Pathogenesis of influenza A(H7N9) virus in aged non-human primates

The avian influenza A(H7N9) virus has caused high mortality in humans, especially in the elderly; however, little is known about the mechanistic basis for this. In this study, we employed non-human primates to evaluate the effect of aging on the pathogenicity of A(H7N9) virus. We observed that A(H7N9) virus infection of aged animals (defined as 20–26 years) caused more severe symptoms than infection of young animals (defined as 2 3 years). In aged animals, lung inflammation was weak and virus infection was sustained. Although cytokine and chemokine expression in the lungs of most aged animals was lower than that in the lungs of young animals, one aged animal showed dysregulated proinflammatory cytokine and chemokine production, resulting in it being euthanized. These results suggest that attenuated or dysregulated immune responses in aged animals are responsible for the severe symptoms observed among elderly patients infected with A(H7N9) virus. Total RNA was extracted from lung samples and blood by using the RNeasy Mini Kit (Qiagen), according to the manufacturer’s protocol. RNA was labeledwith Cy3 dye with the QuickAmplabelingkit(Agilent Technologies), and hybridized to the Rhesus Macaque Gene Expression Microarray (Agilent Microarray Design Identification Number 026806; Agilent Technologies), as previously described [22]. Individual microarrays were performed for each lung sample that was collected from naïve and infected animals. Statistical analysis was performed using the LIMMA package. The log2of the intensity of each probe was background corrected and normalized between arrays (using the quantile method). Duplicate probes were averaged.

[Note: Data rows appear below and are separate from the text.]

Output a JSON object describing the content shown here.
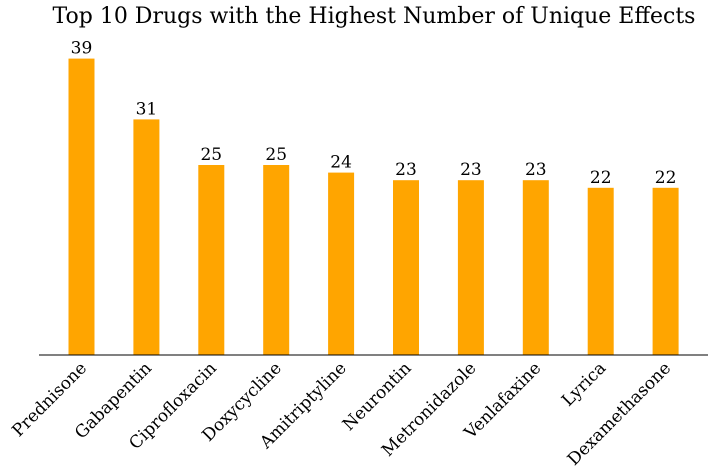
{
  "chart_data": {
    "type": "bar",
    "title": "Top 10 Drugs with the Highest Number of Unique Effects",
    "xlabel": "",
    "ylabel": "",
    "categories": [
      "Prednisone",
      "Gabapentin",
      "Ciprofloxacin",
      "Doxycycline",
      "Amitriptyline",
      "Neurontin",
      "Metronidazole",
      "Venlafaxine",
      "Lyrica",
      "Dexamethasone"
    ],
    "values": [
      39,
      31,
      25,
      25,
      24,
      23,
      23,
      23,
      22,
      22
    ],
    "ylim": [
      0,
      40
    ],
    "grid": false,
    "legend": "none",
    "bar_color": "#FFA500",
    "show_value_labels": true,
    "y_axis_visible": false
  }
}
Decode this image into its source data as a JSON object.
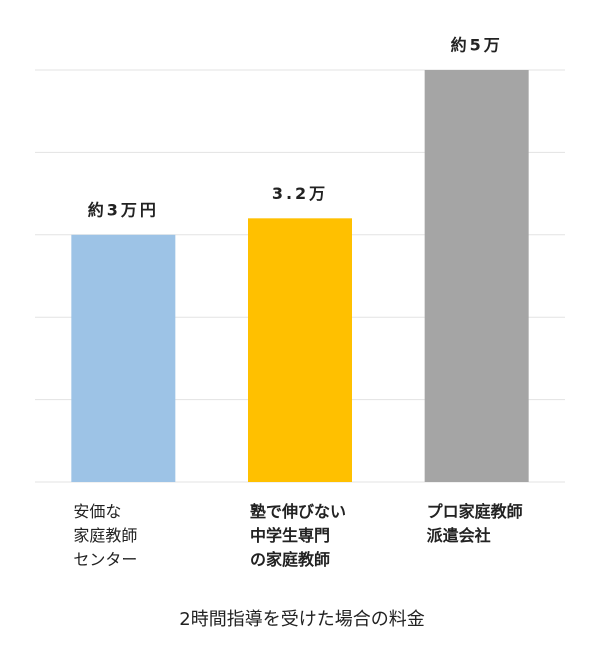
{
  "chart_data": {
    "type": "bar",
    "x_label": "2時間指導を受けた場合の料金",
    "categories": [
      [
        "安価な",
        "家庭教師",
        "センター"
      ],
      [
        "塾で伸びない",
        "中学生専門",
        "の家庭教師"
      ],
      [
        "プロ家庭教師",
        "派遣会社"
      ]
    ],
    "values": [
      3,
      3.2,
      5
    ],
    "value_labels": [
      "約3万円",
      "3.2万",
      "約5万"
    ],
    "colors": [
      "#9dc3e6",
      "#ffc000",
      "#a5a5a5"
    ],
    "ylim": [
      0,
      5
    ],
    "yticks": [
      0,
      1,
      2,
      3,
      4,
      5
    ],
    "grid": true
  }
}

甲型H7N9禽流感病毒（Avian Influenza A(H7N9) Virus）可引发人类高病死率，老年群体尤甚，但目前学界对其致病的分子机制知之甚少。本研究采用非人灵长类动物（Non-human Primates），探究衰老对甲型H7N9禽流感病毒致病性的影响。研究观察到，老年动物（定义为20~26岁）感染该病毒后，症状较年轻动物（定义为2~3岁）更为严重。老年动物体内肺部炎症反应偏弱，但病毒感染持续存在。尽管多数老年动物肺部的细胞因子与趋化因子表达水平低于年轻动物，但有1只老年动物出现促炎细胞因子与趋化因子产生失调，最终予以安乐死。上述结果表明，老年动物体内免疫应答的减弱或失调，是感染甲型H7N9禽流感病毒的老年患者出现重症症状的原因。本研究参照制造商说明书，采用RNeasy Mini Kit（Qiagen）从肺部样本与血液中提取总RNA。采用QuickAmplabelingkit（Agilent Technologies）以Cy3染料对RNA进行标记，并参照既往研究[22]的方法，将标记后的RNA与食蟹猴基因表达微阵列（Rhesus Macaque Gene Expression Microarray，安捷伦微阵列设计识别编号：026806；安捷伦科技）进行杂交。针对来自未感染与感染动物的每一份肺部样本，均独立开展微阵列实验。统计学分析采用LIMMA软件包（LIMMA Package）完成。对每个探针的信号强度值进行log₂转换后，完成背景校正，并采用分位数法实现各微阵列间的归一化处理。对重复探针的信号值取平均值。